In sum, although the relevant statutes and DOC administrative rules do not expressly authorize review hearings in the context of the DOC's administration of re-incarceration of offenders for violations of conditional release, such use of review hearings is consistent with the relevant statutes and DOC administrative rules. We discern no basis to declare the DOC's use of review hearings in this context unlawful.

*485In fact, this court has consistently rejected challenges to the DOC's authority to extend projected-release dates following review hearings. See, e.g. , State ex rel. Martinez v. Roy , No. A16-1604, 2017 WL 2063009, at *4 (Minn. App. May 15, 2017) (concluding that the use of review hearings is consistent with the DOC's authority to review an inmate's progress while on supervised release, restructure release conditions, revoke an inmate's release for violating conditions of release, and "conduct progress reviews ... to assess, modify, or develop conditions of supervised release"); State ex rel. Costello v. Roy , No. A11-1283, 2011 WL 5119379, at *3-4 (Minn. App. Oct. 31, 2011) (noting that there is nothing in the text of Minn. R. 2940.3800"stating that [a hearing officer] may not extend a projected release date more than once" and that "[p]aragraph D of the rule provides [a hearing officer] with flexibility to extend a term of reimprisonment up to the expiration of sentence, if there is a finding of risk to the public"); State ex rel. Melin v. Fabian , No. A07-0355, 2007 WL 1532222, at *2-4 (Minn. App. May 29, 2007) (upholding DOC's extension of offender's re-incarceration to the expiration of offender's conditional-release term), review denied (Minn. Aug. 7, 2007). Although these unpublished decisions are not precedential, they influence our decision. See Dynamic Air, Inc. v. Bloch , 502 N.W.2d 796, 800-01 (Minn. App. 1993) (noting that although unpublished opinions of this court are not precedential, they may be persuasive).

For the reasons set forth above, we hold that the DOC's use of review hearings in administering re-incarceration of offenders for violations of conditional release is lawful.

DECISION

The DOC's use of review hearings as a decision-making tool when determining whether to release Leino or extend his incarceration following his re-incarceration for violating conditional release was lawful.
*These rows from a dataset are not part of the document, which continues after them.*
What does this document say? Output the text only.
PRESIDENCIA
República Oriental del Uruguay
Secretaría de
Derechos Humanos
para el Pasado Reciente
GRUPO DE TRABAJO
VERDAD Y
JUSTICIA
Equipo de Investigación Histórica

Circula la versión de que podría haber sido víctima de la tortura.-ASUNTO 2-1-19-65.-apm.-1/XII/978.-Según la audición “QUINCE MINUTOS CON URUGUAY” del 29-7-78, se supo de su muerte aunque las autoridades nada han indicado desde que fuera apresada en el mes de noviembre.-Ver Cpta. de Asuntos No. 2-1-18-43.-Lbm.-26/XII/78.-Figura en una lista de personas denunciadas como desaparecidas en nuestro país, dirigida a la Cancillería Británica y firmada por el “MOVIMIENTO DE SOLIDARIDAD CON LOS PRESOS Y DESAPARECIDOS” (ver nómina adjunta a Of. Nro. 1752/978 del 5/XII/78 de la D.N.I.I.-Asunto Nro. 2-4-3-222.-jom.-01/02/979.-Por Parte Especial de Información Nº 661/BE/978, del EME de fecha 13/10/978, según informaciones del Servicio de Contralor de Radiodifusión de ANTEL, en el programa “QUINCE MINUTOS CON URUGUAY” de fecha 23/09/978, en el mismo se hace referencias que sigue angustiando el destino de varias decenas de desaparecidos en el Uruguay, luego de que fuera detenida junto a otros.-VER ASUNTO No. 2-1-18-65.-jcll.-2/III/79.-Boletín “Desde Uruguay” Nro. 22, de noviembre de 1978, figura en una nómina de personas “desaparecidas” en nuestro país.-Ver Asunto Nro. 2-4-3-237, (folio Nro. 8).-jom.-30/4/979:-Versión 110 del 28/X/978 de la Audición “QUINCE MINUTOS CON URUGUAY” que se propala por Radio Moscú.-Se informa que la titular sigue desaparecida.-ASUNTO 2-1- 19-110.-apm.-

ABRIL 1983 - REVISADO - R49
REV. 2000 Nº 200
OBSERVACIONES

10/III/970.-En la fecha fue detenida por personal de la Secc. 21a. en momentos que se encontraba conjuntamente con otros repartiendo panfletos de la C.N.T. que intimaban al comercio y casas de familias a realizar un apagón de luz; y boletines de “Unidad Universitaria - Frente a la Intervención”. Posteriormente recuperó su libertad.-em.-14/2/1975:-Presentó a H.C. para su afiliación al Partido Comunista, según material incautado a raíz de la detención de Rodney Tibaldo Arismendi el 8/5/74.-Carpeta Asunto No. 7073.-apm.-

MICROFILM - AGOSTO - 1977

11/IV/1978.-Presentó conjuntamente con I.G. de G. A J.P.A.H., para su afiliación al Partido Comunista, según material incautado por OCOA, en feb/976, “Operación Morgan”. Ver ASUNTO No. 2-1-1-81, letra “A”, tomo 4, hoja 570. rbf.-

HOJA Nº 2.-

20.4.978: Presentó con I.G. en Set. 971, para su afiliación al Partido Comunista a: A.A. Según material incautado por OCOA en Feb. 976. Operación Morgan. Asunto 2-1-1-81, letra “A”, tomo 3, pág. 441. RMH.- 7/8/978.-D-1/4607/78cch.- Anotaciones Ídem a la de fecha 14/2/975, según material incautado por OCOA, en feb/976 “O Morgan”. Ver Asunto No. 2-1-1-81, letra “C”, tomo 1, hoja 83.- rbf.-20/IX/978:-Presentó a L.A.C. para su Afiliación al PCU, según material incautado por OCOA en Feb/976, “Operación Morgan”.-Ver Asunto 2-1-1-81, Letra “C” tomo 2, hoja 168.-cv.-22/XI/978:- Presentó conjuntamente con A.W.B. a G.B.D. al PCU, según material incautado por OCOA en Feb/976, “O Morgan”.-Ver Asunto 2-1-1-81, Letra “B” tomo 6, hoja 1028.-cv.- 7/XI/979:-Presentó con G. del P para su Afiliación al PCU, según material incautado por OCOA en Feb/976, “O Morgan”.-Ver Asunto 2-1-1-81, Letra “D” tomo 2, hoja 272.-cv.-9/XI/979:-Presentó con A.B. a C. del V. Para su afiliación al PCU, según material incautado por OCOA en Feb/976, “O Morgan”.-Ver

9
Because this issue is the only issue that survived the commissioner's motion to dismiss this appeal as moot, we affirm without addressing Leino's other arguments.

Affirmed.

In "three-quarters housing," an offender is housed at a local jail, "with day passes to look for employment, hold a job, and search for suitable non-detention housing." Offenders in three-quarters housing can also visit family, attend religious services, go to medical appointments, and drive a vehicle.
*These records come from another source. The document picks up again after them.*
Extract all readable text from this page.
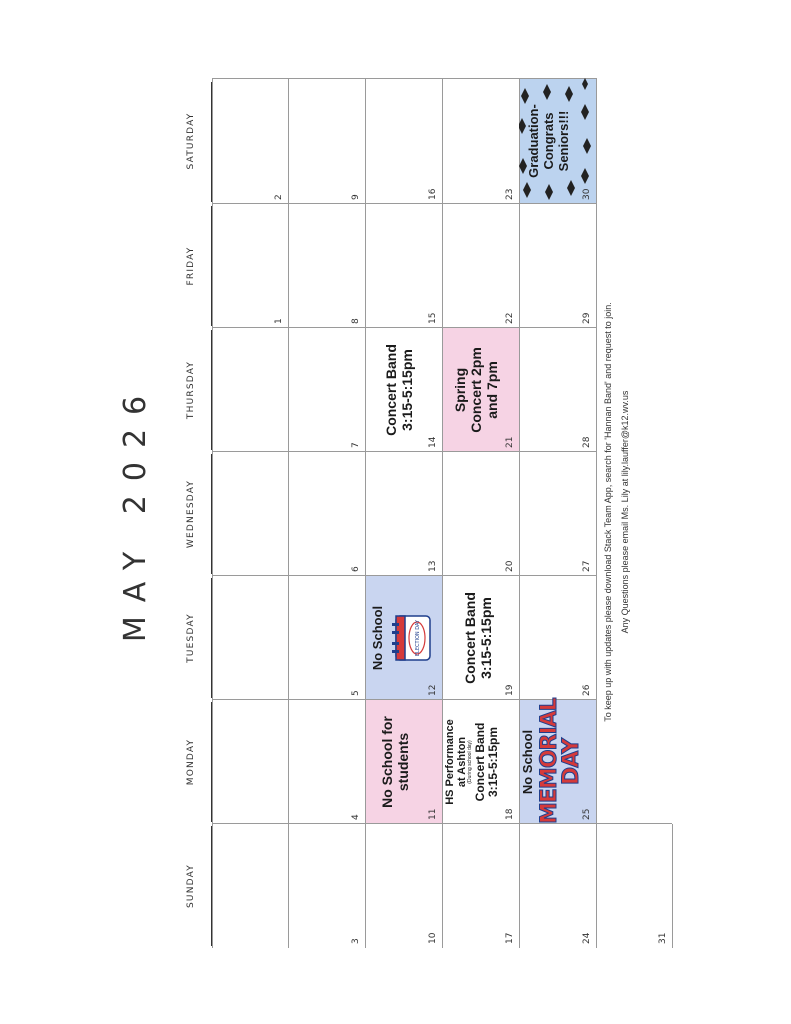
MAY 2026
SUNDAY
MONDAY
TUESDAY
WEDNESDAY
THURSDAY
FRIDAY
SATURDAY
1
2
3
4
5
6
7
8
9
10
No School for students
11
No School	ELECTION DAY
12
13
Concert Band 3:15-5:15pm
14
15
16
17
HS Performance at Ashton (During school day) Concert Band 3:15-5:15pm
18
Concert Band 3:15-5:15pm
19
20
Spring Concert 2pm and 7pm
21
22
23
24
No School MEMORIAL
DAY
25
26
27
28
29
Graduation- Congrats Seniors!!!
30
31
To keep up with updates please download Stack Team App, search for 'Hannan Band' and request to join. Any Questions please email Ms. Lily at lily.lauffer@k12.wv.us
State ex. rel Leino v. Roy , No. A17-1278 (Minn. App. Sept. 13, 2017) (order).

Indeed, Leino argues: "This court has yet to issue a published and precedential decision analyzing the DOC's use of 'review hearings,' and should do so now."

An offender may not be placed on lifetime conditional release following a conviction of fourth-degree criminal sexual conduct unless the offender's prior sex-offense conviction was a conviction of first-degree, second-degree, or third-degree criminal sexual conduct or criminal sexual predatory conduct. Id. , subd. 7(c) (2016).